The breadth of this shift is captured in Externalization in LLM Agents, a survey that puts memory, skills, protocols, and harness engineering under one umbrella: the agent’s capability increasingly lives outside the weights, in artifacts it reads, writes, and now optimizes. Once you accept that framing, “optimize the agent” stops meaning “train the model” and starts meaning “search the externalized layer.”
What practitioners actually ship
The research is running ahead of practice, but the practice is moving. Superpowers (obra, released June 12) is a hand-authored version of the same instinct: a library of composable skills plus a development methodology for coding agents — a deliberate, curated scaffolding rather than an evolved one. It’s worth holding next to the MCE results, because it marks the gap. Today, good teams write their skills and harness rules by hand and they work. The papers suggest a near future where you write a seed set, define a fitness function, and let an evolutionary loop find scaffolding you wouldn’t have written.
The pragmatic read for builders:
- Treat your skills, harness rules, and context layout as a versioned artifact with a benchmark attached, not as prose you tweak by feel. The moment you have a fitness number, you can search.
- Keep the optimization target and the evaluation target separate. If the same loop that improves your agent also improves your eval, your metrics are lying to you.
- The gains are real but task-dependent — NLAH’s own ablations show individual modules helping unevenly across tasks. Don’t expect a universal “best harness”; expect a search you re-run per domain.
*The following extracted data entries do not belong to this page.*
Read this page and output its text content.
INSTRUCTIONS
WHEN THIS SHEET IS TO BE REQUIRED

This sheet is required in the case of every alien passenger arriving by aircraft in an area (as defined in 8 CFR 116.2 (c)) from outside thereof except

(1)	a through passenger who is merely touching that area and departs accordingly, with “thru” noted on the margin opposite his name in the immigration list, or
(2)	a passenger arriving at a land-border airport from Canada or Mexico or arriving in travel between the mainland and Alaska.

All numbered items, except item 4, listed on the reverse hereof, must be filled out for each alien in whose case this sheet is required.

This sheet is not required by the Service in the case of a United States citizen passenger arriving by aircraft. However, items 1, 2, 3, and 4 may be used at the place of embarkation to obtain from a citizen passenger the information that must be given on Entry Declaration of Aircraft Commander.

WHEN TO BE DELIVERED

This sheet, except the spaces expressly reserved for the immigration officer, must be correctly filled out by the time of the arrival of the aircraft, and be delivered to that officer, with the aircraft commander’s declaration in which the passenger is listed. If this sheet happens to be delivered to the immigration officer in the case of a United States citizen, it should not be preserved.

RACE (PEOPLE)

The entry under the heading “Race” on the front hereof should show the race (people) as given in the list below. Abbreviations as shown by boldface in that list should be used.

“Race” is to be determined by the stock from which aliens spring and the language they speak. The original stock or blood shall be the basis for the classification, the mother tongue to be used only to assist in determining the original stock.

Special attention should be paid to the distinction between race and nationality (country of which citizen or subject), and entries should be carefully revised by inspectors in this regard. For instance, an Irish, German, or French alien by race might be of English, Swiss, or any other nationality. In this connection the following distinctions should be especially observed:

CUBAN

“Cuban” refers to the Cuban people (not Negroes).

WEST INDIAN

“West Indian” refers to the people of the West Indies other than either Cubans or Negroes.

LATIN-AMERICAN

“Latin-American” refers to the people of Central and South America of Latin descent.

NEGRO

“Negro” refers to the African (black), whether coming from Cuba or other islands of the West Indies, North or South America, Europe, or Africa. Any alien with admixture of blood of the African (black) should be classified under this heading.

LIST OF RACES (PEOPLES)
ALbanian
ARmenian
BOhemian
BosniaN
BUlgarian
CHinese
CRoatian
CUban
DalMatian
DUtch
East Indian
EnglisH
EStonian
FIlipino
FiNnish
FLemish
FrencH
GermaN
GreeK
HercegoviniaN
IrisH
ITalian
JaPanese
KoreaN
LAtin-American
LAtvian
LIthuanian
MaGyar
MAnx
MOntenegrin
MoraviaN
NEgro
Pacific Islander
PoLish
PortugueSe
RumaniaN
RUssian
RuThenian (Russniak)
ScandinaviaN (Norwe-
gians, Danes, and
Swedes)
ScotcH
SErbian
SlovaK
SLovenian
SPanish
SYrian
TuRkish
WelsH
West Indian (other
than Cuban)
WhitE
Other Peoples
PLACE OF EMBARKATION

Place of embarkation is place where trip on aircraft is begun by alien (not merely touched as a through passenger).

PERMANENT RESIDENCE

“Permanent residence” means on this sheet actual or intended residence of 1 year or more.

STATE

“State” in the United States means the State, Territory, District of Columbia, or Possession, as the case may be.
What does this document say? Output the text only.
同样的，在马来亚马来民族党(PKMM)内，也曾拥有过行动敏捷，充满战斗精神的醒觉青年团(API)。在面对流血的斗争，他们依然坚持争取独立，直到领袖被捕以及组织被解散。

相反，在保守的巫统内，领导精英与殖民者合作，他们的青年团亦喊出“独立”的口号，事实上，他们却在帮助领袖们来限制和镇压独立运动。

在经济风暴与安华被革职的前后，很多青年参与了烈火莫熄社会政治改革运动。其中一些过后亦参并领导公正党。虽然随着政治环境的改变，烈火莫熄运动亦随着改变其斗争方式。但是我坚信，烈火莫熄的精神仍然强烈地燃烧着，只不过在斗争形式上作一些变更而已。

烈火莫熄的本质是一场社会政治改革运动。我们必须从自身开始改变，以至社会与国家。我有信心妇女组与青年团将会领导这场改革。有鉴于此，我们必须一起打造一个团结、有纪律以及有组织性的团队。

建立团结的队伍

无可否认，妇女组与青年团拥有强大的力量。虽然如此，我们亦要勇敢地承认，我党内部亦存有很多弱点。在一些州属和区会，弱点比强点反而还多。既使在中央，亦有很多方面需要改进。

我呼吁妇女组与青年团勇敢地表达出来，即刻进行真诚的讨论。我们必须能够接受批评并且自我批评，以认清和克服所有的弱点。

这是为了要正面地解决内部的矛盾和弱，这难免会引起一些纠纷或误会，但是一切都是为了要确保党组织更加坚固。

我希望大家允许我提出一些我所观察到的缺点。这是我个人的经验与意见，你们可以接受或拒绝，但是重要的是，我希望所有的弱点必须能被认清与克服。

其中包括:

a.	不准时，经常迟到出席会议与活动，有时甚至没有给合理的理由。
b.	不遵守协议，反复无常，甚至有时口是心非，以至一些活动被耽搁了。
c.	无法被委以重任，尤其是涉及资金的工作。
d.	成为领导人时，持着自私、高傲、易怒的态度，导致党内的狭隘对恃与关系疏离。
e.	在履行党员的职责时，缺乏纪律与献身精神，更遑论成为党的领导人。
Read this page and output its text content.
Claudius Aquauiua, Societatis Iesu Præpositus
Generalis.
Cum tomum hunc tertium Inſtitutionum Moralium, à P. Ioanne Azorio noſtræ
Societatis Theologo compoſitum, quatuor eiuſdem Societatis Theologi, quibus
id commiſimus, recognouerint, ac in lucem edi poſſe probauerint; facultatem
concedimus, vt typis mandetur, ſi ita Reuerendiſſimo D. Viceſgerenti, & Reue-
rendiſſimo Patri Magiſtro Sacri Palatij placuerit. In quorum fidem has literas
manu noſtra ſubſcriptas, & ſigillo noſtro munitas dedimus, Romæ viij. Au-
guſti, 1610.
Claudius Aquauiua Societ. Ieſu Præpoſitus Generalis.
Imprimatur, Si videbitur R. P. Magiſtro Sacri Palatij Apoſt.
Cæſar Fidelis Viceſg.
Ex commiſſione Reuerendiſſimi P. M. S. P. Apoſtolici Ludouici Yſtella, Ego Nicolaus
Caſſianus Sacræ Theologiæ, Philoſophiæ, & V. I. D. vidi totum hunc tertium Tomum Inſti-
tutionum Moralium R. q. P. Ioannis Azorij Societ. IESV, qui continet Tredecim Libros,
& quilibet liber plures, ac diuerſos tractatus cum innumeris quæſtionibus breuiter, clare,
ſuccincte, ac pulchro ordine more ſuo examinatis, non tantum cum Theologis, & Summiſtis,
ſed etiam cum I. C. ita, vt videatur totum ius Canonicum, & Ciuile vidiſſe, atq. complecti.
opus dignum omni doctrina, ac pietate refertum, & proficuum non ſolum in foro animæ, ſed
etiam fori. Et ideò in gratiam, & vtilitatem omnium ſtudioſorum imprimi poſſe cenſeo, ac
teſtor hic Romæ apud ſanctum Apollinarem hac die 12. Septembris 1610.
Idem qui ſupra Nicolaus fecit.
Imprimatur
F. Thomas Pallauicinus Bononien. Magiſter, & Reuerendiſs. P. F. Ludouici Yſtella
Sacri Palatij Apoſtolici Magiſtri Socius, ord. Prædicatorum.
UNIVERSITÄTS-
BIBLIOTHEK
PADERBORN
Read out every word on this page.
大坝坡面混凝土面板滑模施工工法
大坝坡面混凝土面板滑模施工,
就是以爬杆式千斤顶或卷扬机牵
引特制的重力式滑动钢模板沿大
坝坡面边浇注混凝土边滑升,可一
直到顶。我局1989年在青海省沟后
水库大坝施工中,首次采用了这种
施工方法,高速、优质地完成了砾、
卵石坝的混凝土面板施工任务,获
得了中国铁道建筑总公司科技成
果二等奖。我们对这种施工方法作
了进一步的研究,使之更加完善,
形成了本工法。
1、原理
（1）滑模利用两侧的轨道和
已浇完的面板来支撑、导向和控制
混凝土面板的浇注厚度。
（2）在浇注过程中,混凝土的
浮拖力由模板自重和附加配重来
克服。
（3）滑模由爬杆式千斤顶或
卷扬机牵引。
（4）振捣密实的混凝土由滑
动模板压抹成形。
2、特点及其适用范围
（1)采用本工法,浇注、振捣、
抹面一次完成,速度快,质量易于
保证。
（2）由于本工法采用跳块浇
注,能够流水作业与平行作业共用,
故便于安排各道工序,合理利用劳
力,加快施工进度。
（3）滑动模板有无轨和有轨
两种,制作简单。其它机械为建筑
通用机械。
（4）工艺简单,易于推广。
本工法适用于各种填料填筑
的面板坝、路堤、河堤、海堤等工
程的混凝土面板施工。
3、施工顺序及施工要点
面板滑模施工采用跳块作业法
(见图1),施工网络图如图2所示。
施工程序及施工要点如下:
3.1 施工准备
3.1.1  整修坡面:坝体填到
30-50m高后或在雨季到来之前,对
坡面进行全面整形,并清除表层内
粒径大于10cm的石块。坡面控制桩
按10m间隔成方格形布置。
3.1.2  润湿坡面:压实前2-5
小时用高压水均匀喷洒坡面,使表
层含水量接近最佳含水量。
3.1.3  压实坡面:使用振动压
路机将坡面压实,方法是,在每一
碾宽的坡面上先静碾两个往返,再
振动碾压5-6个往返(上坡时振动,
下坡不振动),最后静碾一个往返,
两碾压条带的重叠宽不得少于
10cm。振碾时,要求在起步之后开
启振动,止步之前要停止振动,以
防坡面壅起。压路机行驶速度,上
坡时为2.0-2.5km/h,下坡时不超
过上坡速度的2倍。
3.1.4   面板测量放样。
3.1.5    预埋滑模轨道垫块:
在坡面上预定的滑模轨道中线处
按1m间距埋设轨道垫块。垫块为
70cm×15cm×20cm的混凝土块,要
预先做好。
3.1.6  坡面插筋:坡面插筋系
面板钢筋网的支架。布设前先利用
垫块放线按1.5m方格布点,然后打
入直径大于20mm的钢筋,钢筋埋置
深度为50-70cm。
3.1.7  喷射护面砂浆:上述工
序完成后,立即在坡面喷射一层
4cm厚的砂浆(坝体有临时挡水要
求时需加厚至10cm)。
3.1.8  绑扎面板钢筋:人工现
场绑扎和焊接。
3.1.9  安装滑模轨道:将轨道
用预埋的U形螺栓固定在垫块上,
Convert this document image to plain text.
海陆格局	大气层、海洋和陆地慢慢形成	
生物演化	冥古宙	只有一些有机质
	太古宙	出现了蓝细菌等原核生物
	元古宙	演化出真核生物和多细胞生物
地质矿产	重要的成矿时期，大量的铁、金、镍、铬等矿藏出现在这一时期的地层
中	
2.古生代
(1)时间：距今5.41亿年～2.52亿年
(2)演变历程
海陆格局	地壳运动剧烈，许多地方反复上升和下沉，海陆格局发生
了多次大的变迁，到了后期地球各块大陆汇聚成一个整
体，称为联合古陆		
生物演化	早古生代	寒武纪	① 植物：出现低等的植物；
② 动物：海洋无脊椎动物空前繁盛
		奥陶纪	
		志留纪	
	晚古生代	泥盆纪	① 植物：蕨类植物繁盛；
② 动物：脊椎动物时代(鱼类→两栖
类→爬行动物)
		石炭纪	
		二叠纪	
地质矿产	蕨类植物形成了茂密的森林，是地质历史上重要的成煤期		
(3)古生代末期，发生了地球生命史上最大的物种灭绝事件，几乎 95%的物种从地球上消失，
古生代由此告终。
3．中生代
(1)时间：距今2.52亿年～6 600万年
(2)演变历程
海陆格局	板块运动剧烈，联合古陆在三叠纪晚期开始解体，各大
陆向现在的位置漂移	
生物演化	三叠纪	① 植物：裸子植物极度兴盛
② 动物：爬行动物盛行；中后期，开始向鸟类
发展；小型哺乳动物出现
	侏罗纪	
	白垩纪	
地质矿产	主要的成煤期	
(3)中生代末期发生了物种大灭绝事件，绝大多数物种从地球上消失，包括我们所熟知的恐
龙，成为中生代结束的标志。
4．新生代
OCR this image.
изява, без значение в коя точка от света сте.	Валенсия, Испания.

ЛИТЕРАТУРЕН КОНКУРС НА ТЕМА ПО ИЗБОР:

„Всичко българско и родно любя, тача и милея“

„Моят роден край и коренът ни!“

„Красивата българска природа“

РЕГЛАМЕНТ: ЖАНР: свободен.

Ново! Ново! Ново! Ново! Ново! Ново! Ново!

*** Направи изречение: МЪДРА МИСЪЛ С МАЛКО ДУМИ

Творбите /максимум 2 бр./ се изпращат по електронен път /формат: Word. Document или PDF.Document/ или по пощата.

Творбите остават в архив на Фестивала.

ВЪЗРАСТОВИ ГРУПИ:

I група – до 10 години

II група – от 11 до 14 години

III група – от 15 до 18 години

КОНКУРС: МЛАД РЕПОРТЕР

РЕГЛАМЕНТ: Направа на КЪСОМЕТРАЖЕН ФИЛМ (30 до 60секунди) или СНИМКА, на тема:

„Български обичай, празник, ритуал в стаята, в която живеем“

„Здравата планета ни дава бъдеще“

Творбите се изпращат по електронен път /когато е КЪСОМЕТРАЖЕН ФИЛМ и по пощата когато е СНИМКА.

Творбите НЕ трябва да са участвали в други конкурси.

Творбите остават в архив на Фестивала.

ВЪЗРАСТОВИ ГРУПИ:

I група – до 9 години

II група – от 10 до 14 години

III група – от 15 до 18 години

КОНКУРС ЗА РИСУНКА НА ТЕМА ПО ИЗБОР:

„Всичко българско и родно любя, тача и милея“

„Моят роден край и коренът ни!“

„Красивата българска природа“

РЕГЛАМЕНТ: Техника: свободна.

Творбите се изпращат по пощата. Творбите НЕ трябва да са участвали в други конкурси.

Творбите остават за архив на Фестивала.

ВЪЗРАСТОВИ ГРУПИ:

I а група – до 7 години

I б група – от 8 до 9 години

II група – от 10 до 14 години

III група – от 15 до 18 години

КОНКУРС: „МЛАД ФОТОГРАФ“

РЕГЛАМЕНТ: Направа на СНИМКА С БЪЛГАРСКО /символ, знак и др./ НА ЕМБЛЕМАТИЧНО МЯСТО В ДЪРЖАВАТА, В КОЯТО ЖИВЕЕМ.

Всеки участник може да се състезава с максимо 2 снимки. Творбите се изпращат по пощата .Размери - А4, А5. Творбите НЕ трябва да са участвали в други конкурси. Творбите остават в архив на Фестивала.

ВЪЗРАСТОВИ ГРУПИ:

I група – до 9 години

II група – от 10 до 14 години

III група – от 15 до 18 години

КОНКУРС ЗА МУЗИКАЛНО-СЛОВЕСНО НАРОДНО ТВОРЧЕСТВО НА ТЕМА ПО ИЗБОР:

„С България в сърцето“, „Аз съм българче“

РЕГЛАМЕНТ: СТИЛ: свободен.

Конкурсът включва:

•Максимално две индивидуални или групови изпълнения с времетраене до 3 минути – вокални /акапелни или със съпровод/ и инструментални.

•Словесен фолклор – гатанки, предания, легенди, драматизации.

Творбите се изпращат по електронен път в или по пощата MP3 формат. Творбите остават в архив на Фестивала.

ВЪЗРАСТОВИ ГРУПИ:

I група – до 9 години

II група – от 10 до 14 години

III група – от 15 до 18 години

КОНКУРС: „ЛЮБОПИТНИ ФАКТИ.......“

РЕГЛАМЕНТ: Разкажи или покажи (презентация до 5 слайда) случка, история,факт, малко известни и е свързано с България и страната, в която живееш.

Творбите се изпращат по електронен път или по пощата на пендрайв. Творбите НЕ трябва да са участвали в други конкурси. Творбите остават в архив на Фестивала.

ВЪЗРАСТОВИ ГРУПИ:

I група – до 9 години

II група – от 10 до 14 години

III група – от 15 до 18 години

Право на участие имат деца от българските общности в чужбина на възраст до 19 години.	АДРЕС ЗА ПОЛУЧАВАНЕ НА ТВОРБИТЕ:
- Hand-authored scaffolding (Superpowers-style) is still the right starting point. Auto-evolution is a multiplier on a good seed, not a substitute for one.
The deeper point is about where leverage now sits. Frozen frontier models are extremely capable and increasingly commoditized; the differentiated work is in the English-and-code layer around them — and that layer just became something you can compile, not just write.
Worth bookmarking
- Meta Context Engineering via Agentic Skill Evolution — bi-level co-evolution of skills and context; the cleanest “optimize the English” result.
- Natural-Language Agent Harnesses — the harness as a self-evolving, executable NL object.
- Meta-Harness: End-to-End Optimization of Model Harnesses — optimizing the evaluator; powerful and dangerous in equal measure.
- Externalization in LLM Agents — the survey that unifies memory, skills, protocols, and harness under one frame.
- Superpowers — a shipping, hand-authored skills framework to anchor the research against.